Lo spettacolo inizia dall’antisala del teatro, dove è stato ricreato lo studio dell’artista: una scrivania con i disegni degli abiti.
Inizia la processione del funerale: Pierre Bergé (Gianni Caputo), accompagnato da due modelle, viene seguito dal pubblico. Si entra finalmente in teatro. La scenografia è essenziale: una bara, su cui è adagiata una bandiera della Francia, scatoloni e porte finte, nient’altro.
Sul palcoscenico è Pierre il protagonista indiscusso, dall’inizio alla fine. Dietro le porte finte, però, va avanti uno spettacolo parallelo a quello principale, visibile grazie a un gioco di luci e ombre: Yves (Simona Perrella) balla sinuosamente e le modelle posano, come su una passerella. Il passato dell’artista, intanto, viene evocato e decantato dalle lettere di Pierre e dai suoi flash back.
Il tempo teatrale inizialmente è lento, ma viene poi scandito a ritmi più calzanti, nel corso dello spettacolo. Il pathos cresce, e anche le musiche – tra le tante, Cessate, omai cessate di Antonio Vivaldi e L’Amour Fou di Come Aguiar – curate da Giuseppe Sgamato, assumono un ritmo più serrato.
La vita di Yves Saint Laurent vista dagli occhi del suo compagno aveva ispirato in passato anche Pierre Thoretton, che nel 2011 ne aveva fatto un documentario. La teatralizzazione, però, è una novità. Non sarebbe stato possibile, senza la minuziosa cura di tutti i dettagli – bellissimi i costumi di Liliana Castiello – che rendono lo spettacolo messo in scena al Grenoble un unicum.

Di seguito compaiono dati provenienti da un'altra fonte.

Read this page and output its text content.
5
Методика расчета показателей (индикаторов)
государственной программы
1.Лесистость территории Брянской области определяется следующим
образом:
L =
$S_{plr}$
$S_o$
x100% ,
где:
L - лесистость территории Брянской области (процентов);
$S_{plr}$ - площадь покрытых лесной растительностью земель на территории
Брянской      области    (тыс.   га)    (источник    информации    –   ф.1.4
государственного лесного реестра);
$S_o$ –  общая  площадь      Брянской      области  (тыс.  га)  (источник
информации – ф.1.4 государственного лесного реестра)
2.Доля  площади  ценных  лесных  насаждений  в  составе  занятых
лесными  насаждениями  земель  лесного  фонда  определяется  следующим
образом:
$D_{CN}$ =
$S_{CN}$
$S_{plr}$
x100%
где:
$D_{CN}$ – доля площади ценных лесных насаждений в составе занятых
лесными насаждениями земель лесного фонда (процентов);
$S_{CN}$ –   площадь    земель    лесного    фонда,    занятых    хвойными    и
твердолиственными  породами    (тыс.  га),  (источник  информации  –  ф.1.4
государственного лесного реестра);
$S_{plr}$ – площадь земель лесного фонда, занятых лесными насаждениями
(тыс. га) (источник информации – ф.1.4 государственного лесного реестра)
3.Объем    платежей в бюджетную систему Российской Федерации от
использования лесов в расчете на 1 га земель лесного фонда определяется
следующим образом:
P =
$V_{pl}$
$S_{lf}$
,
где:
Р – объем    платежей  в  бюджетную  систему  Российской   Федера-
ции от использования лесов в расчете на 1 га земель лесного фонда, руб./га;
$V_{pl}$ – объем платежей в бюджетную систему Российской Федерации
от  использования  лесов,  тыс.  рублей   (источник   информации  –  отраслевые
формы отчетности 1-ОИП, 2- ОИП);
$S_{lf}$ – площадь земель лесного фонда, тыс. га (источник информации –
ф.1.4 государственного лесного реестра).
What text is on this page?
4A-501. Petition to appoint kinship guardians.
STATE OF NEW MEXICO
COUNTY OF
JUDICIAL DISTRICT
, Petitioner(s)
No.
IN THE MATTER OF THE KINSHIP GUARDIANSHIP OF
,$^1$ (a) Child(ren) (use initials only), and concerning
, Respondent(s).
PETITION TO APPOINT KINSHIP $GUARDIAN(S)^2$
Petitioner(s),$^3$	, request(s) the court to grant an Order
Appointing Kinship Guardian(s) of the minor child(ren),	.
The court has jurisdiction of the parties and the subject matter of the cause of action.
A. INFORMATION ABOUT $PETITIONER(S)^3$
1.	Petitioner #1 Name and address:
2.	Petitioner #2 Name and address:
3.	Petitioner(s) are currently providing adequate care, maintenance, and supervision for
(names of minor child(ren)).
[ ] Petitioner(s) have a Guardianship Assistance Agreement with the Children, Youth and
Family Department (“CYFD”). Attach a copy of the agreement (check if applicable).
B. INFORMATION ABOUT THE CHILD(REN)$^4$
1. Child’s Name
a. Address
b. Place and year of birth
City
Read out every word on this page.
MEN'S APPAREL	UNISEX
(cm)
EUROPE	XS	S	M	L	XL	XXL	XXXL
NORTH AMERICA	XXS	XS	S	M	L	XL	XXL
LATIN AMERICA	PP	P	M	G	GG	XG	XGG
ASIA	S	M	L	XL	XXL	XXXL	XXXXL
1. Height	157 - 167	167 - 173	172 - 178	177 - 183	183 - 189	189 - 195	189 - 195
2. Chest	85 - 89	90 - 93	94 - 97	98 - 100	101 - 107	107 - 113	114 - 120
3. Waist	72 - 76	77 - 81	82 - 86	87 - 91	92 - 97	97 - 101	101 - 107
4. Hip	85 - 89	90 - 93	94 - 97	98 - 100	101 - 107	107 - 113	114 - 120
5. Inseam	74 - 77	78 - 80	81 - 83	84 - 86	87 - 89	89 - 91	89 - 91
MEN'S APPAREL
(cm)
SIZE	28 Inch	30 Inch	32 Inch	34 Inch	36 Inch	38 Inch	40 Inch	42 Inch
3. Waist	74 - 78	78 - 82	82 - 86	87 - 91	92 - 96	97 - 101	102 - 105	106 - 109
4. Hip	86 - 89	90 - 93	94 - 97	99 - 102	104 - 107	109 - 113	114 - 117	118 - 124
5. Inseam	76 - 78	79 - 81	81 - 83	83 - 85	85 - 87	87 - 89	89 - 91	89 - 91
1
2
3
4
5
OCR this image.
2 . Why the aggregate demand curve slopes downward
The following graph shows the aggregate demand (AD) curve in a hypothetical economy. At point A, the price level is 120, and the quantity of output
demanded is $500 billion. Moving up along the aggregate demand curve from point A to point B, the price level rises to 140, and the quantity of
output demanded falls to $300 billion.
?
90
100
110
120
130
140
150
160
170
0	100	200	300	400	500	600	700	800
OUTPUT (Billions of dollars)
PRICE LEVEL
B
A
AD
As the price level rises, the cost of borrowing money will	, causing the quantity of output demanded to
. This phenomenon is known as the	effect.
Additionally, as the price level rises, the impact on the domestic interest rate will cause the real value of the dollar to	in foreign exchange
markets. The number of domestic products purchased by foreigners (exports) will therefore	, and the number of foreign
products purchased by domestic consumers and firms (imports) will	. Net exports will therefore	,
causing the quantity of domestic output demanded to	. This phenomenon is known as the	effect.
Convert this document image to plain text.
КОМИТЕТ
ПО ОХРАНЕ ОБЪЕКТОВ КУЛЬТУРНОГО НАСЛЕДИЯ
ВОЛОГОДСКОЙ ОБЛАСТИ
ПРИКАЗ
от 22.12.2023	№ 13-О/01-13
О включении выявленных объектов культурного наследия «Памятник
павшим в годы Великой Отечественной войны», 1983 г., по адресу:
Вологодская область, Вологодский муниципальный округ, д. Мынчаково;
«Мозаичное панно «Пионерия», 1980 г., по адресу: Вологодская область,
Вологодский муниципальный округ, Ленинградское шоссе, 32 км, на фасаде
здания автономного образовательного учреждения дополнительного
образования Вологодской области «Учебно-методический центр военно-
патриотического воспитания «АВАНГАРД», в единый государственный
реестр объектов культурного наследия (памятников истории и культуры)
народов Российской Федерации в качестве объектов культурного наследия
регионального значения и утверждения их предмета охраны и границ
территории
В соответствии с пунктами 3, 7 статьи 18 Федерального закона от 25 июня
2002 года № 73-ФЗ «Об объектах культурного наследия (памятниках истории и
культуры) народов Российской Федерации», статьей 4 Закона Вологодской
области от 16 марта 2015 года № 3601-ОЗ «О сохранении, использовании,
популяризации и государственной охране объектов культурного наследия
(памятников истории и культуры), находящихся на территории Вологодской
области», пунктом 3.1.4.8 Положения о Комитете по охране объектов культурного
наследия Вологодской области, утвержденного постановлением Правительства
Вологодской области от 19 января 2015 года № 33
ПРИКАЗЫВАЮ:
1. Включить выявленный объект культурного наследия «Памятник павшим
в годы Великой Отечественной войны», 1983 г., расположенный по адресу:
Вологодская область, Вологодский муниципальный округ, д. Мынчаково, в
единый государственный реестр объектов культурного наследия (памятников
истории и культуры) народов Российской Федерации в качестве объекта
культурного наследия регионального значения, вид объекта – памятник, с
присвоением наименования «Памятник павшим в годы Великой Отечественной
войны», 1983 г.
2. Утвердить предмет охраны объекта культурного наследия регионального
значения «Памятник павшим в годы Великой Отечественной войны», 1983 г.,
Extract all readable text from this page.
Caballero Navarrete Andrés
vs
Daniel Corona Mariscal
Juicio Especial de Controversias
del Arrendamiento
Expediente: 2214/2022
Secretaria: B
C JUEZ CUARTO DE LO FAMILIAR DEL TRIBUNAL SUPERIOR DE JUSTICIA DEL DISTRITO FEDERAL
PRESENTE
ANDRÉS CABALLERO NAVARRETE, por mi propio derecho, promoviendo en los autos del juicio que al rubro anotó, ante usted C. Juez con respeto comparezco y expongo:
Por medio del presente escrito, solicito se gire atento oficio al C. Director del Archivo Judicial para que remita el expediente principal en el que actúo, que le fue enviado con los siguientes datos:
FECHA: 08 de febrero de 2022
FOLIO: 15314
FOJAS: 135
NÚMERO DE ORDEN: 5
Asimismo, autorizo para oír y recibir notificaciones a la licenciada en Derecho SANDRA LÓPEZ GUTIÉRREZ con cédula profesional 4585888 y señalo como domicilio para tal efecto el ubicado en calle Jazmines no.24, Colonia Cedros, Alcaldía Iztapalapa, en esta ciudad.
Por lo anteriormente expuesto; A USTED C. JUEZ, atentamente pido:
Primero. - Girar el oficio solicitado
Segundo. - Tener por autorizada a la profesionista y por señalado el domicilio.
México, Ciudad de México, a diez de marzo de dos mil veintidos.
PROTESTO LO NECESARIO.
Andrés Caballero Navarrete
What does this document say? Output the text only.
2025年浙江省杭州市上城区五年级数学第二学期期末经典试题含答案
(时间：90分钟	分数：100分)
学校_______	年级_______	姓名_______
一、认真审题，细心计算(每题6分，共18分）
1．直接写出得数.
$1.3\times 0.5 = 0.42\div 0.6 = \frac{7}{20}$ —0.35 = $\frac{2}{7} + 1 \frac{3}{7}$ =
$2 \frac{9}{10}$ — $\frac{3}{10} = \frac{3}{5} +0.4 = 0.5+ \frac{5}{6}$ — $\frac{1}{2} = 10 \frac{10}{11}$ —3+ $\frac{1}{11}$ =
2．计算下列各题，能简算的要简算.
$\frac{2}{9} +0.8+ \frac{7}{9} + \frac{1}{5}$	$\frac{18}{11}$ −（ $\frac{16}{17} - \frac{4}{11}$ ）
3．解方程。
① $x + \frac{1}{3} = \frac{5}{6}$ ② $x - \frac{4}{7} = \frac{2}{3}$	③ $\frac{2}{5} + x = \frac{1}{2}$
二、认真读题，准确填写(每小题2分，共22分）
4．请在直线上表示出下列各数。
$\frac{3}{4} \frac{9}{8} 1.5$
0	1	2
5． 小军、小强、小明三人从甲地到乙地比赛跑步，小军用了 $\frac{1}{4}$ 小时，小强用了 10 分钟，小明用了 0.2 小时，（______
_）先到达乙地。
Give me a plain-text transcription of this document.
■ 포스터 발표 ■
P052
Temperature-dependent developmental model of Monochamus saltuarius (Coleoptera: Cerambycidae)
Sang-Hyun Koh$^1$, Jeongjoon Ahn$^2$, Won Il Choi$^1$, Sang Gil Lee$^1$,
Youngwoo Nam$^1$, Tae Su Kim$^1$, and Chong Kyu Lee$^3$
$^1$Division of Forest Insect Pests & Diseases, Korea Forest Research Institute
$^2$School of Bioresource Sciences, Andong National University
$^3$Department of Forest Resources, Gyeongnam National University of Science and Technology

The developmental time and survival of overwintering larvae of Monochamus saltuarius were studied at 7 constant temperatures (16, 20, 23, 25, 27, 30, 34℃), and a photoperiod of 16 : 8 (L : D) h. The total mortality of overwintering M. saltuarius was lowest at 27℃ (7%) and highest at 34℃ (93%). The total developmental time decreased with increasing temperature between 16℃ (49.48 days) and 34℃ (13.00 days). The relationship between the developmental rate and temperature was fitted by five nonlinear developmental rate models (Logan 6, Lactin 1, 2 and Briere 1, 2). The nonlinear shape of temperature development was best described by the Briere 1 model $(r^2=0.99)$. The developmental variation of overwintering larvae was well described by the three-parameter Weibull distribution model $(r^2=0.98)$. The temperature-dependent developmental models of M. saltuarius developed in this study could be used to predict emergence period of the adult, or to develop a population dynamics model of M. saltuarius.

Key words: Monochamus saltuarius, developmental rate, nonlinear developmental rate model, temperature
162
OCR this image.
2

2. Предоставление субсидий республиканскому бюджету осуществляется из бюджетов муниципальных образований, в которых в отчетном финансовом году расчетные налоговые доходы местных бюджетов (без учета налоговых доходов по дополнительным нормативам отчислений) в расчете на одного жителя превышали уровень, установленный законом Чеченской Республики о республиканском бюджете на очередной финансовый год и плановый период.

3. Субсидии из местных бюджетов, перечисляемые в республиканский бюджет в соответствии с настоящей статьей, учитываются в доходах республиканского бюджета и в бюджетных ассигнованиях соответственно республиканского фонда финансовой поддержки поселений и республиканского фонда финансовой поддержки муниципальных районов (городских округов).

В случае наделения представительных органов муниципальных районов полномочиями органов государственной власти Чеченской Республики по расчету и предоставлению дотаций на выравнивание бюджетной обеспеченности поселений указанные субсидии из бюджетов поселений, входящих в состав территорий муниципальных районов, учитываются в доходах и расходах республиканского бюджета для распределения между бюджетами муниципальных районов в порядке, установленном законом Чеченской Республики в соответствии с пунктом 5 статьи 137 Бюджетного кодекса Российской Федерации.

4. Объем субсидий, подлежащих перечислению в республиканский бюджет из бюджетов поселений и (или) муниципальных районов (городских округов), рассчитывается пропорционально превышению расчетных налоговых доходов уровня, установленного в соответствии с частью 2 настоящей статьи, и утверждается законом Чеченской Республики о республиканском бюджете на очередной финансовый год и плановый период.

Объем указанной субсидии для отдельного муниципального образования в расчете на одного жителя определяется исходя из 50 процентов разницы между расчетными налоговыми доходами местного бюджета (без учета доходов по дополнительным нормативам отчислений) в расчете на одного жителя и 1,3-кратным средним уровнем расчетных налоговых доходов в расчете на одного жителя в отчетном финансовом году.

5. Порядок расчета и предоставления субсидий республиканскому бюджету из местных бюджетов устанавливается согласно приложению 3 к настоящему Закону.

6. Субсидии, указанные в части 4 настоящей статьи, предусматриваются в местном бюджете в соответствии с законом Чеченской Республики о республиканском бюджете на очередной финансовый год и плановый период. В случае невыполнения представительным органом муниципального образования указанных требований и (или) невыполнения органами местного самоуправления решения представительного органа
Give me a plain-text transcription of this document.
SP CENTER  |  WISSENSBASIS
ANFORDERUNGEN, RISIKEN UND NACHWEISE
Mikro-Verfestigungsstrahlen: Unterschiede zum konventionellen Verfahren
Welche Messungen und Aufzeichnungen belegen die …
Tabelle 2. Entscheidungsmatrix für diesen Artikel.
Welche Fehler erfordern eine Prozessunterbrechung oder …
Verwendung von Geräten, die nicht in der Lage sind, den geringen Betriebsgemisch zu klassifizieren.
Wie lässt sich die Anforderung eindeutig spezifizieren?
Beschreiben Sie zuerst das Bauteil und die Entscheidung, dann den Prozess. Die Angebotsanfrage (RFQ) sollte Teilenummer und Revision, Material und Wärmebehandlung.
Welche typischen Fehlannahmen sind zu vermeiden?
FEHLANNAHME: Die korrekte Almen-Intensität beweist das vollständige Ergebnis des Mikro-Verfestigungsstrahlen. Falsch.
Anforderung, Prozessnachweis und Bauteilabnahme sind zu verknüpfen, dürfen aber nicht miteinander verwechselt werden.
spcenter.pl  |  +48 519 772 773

L’idea nasce da un libricino trovato da Marco Sgamato, regista dello spettacolo, a Parigi, nel 2012, un fascicolo che conserva le lettere di Pierre a Yves, scritte dopo la morte dell’artista. È già la frase iniziale ad offrirgli l’ispirazione: “ho perduto il testimone della mia vita, temo che ormai vivrò con minor cura di me stesso” (Plinio il Giovane).
Si parte dall’esperienza personale di due amanti, compagni per 50 anni, per riflettere su temi che attraversano la società contemporanea: il denaro, l’omosessualità e la critica spietata alla autoghettizzazione, la ricerca della spiritualità, il genio, la frustrazione, i rimpianti. E la magia dell’arte, forse, è proprio questa: dal particolare arrivare all’universale, come ci hanno insegnato i greci. Sì, proprio loro, che il teatro l’hanno inventato. La vita di uno stilista a primo acchitto potrebbe sembrare un tema frivolo, e invece nello spettacolo c’è molto di più.
L’espressività dell’attore Gianni Caputo riesce a dominare l’arduo ruolo del personaggio di Pierre Bergé. Dopo un’ora di soliloquio, nessuno ne ha abbastanza. Il pubblico vorrebbe che lo spettacolo continuasse, che le lettere non fossero finite, e che venisse svelato se esiste l’amore folle anche dopo la morte. Pierre crede che Yves continuerà a vivere nelle sue opere d’arte, gli abiti, anche dopo la morte, come ogni artista.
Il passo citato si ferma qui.